New York (Nov. 3)
Mrs. Rita Hauser. United States representative on the UN Human Rights Commission, asserted yesterday that Americans were doing the right thing in speaking out against any injustices by the Soviet government against its Jewish citizens. Americans should continue to speak out, she said, because their criticisms are productive, and are a factor in the increased emigration of Jews from the Soviet Union.
Mrs. Hauser spoke at a session of the National Social Action Conference of the National Women’s League of the United Synagogue attended by 600 delegates from 17 states. She acknowledged that anti-Semitism and discrimination continue to exist in the United States, but drew a distinction between “the official anti-Semitism of the Soviet government and the personal variety which still abounds in some circles in our country.”
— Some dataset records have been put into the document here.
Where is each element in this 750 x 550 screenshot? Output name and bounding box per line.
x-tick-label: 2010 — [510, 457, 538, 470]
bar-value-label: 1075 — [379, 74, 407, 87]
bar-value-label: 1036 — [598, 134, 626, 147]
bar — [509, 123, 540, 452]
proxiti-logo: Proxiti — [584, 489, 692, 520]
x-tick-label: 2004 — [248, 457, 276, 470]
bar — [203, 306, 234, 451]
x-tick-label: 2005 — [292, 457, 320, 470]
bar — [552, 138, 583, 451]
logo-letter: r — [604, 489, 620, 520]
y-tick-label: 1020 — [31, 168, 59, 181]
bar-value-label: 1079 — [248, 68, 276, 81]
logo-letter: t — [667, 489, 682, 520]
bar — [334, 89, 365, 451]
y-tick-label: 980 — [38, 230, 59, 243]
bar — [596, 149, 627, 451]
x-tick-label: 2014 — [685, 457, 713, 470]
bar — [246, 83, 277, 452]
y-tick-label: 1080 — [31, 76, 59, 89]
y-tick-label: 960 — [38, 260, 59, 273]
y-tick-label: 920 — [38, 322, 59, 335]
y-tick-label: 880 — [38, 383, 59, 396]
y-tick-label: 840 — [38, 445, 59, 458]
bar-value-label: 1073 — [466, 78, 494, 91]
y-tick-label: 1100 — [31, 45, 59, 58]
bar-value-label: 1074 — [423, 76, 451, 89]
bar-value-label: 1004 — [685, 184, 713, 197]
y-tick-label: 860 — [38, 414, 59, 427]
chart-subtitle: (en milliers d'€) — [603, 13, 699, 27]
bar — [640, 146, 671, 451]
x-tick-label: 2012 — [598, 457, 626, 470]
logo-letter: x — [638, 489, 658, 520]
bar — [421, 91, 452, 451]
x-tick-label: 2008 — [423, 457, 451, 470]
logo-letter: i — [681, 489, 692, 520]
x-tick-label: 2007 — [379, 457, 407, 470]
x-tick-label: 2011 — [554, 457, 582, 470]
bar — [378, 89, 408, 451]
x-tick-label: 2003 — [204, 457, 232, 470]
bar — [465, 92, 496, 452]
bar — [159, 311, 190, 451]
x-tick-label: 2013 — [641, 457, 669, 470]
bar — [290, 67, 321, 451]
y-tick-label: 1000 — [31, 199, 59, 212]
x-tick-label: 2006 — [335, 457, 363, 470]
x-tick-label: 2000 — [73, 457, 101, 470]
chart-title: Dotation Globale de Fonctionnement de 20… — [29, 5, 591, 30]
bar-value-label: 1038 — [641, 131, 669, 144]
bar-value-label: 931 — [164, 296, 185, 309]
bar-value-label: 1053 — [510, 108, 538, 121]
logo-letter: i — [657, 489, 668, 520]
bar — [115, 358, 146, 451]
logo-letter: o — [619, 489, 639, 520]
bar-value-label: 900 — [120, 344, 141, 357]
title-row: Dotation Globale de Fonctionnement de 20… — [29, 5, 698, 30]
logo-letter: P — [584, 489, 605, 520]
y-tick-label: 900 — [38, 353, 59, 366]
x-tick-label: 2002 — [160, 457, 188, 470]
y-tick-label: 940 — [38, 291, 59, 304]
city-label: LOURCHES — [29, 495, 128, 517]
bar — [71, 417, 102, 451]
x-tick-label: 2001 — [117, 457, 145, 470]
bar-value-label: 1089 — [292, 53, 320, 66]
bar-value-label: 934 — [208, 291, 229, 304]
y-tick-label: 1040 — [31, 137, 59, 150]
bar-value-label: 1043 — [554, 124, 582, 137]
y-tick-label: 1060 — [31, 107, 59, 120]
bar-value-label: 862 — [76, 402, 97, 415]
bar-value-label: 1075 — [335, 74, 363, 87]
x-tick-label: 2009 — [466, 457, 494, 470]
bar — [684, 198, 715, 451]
Having recently returned from a visit to Israel where she studied the absorption of recent Russian Jewish immigrants. Mrs. Hauser said that some of the emigres were finding difficulty in adjusting to Israeli society. “They are just not accustomed to anything but the Russian system,” she said, ” and coming from a totally different society find it difficult to fend for themselves. Consequently, some tend to blame the Israeli government for any difficulties they encounter. Most of them will eventually adjust; however, regrettably, some will probably never make the full adjustment.”
Discussing the recent voting in the UN on admitting the People’s Republic of China and expelling the Nationalist Chinese delegation, Mrs. Hauser said that once the “important question” resolution had failed (Israel had voted for that resolution) Israel–mindful of its own interests–had no recourse but to vote for the resolution giving the China seat to Peking and for the expulsion of Taiwan. She pointed out that in the past Israel did not have diplomatic relations with Taiwan, and that “Israel recognized that China would rapidly become a Mediterranean power.”